American televangelist Pat Robertson caused controversy this week when he said that he believed marijuana should be legal and that more prayer could have stopped the deadly tornadoes that rocked the Midwest recently. 

Robertson, 81, made both comments during episodes of the "700 Club" talk show, which is owned by the Christian Broadcast Network, reported the Los Angeles Times.

UPI reported that Robertson blamed current marijuana laws on so-called "liberals," stating, "I just think it's shocking how many of these young people wind up in prison and they get turned into hard-core criminals because they had a possession of a very small amount of controlled substance. It's time we stop locking up people for possession of marijuana. We just can't do it anymore."

The Seatle Post Intelligencer quoted Roberston as saying that his stance has made him a “hero of the hippie culture.”

Pro legalization groups welcomed Robertson's remarks.

“I love him, man, I really do,” said Neill Franklin, executive director of Law Enforcement Against Prohibition, a group of current and former law enforcement officials who oppose the drug war, to the New York Times. “He’s singing my song.”

Robertson also made controversial remarks this week on the recent toradoes that have ravaged the Midwest, killing dozens.

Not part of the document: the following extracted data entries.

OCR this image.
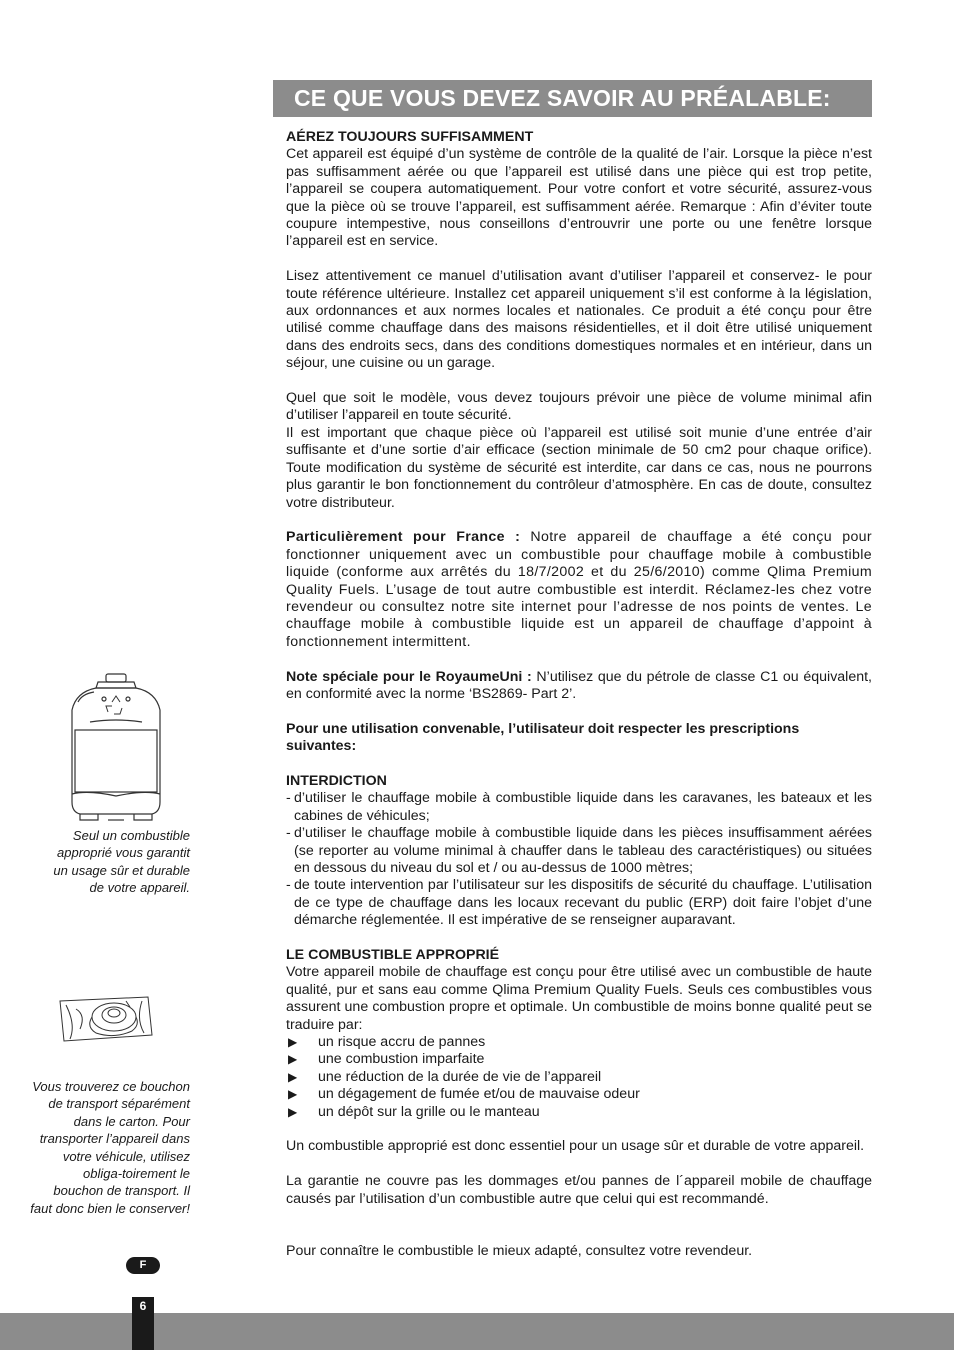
CE QUE VOUS DEVEZ SAVOIR AU PRÉALABLE:

AÉREZ TOUJOURS SUFFISAMMENT

Cet appareil est équipé d’un système de contrôle de la qualité de l’air. Lorsque la pièce n’est pas suffisamment aérée ou que l’appareil est utilisé dans une pièce qui est trop petite, l’appareil se coupera automatiquement. Pour votre confort et votre sécurité, assurez-vous que la pièce où se trouve l’appareil, est suffisamment aérée. Remarque : Afin d’éviter toute coupure intempestive, nous conseillons d’entrouvrir une porte ou une fenêtre lorsque l’appareil est en service.

Lisez attentivement ce manuel d’utilisation avant d’utiliser l’appareil et conservez- le pour toute référence ultérieure. Installez cet appareil uniquement s’il est conforme à la législation, aux ordonnances et aux normes locales et nationales. Ce produit a été conçu pour être utilisé comme chauffage dans des maisons résidentielles, et il doit être utilisé uniquement dans des endroits secs, dans des conditions domestiques normales et en intérieur, dans un séjour, une cuisine ou un garage.

Quel que soit le modèle, vous devez toujours prévoir une pièce de volume minimal afin d’utiliser l’appareil en toute sécurité.

Il est important que chaque pièce où l’appareil est utilisé soit munie d’une entrée d’air suffisante et d’une sortie d’air efficace (section minimale de 50 cm2 pour chaque orifice). Toute modification du système de sécurité est interdite, car dans ce cas, nous ne pourrons plus garantir le bon fonctionnement du contrôleur d’atmosphère. En cas de doute, consultez votre distributeur.

Particulièrement pour France : Notre appareil de chauffage a été conçu pour fonctionner uniquement avec un combustible pour chauffage mobile à combustible liquide (conforme aux arrêtés du 18/7/2002 et du 25/6/2010) comme Qlima Premium Quality Fuels. L’usage de tout autre combustible est interdit. Réclamez-les chez votre revendeur ou consultez notre site internet pour l’adresse de nos points de ventes. Le chauffage mobile à combustible liquide est un appareil de chauffage d’appoint à fonctionnement intermittent.

Note spéciale pour le RoyaumeUni : N’utilisez que du pétrole de classe C1 ou équivalent, en conformité avec la norme ‘BS2869- Part 2’.

Pour une utilisation convenable, l’utilisateur doit respecter les prescriptions suivantes:

INTERDICTION

- d’utiliser le chauffage mobile à combustible liquide dans les caravanes, les bateaux et les cabines de véhicules;
- d’utiliser le chauffage mobile à combustible liquide dans les pièces insuffisamment aérées (se reporter au volume minimal à chauffer dans le tableau des caractéristiques) ou situées en dessous du niveau du sol et / ou au-dessus de 1000 mètres;
- de toute intervention par l’utilisateur sur les dispositifs de sécurité du chauffage. L’utilisation de ce type de chauffage dans les locaux recevant du public (ERP) doit faire l’objet d’une démarche réglementée. Il est impérative de se renseigner auparavant.

LE COMBUSTIBLE APPROPRIÉ

Votre appareil mobile de chauffage est conçu pour être utilisé avec un combustible de haute qualité, pur et sans eau comme Qlima Premium Quality Fuels. Seuls ces combustibles vous assurent une combustion propre et optimale. Un combustible de moins bonne qualité peut se traduire par:

▶ un risque accru de pannes
▶ une combustion imparfaite
▶ une réduction de la durée de vie de l’appareil
▶ un dégagement de fumée et/ou de mauvaise odeur
▶ un dépôt sur la grille ou le manteau

Un combustible approprié est donc essentiel pour un usage sûr et durable de votre appareil.

La garantie ne couvre pas les dommages et/ou pannes de l´appareil mobile de chauffage causés par l’utilisation d’un combustible autre que celui qui est recommandé.

Pour connaître le combustible le mieux adapté, consultez votre revendeur.

Seul un combustible approprié vous garantit un usage sûr et durable de votre appareil.

Vous trouverez ce bouchon de transport séparément dans le carton. Pour transporter l’appareil dans votre véhicule, utilisez obliga-toirement le bouchon de transport. Il faut donc bien le conserver!

F
6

"God didn't send the tornadoes," Robertson was quoted by the Daily News as saying. "God set up a world in which certain currents interfere and interact with other currents. If enough people were praying, He would intervene. You could pray. Jesus stilled the storm. You could still storms.”

Robertson is no stranger to controversial remarks.

After the attacks of 9/11, he suggested that they were God’s punishment for US toleration of homosexuality.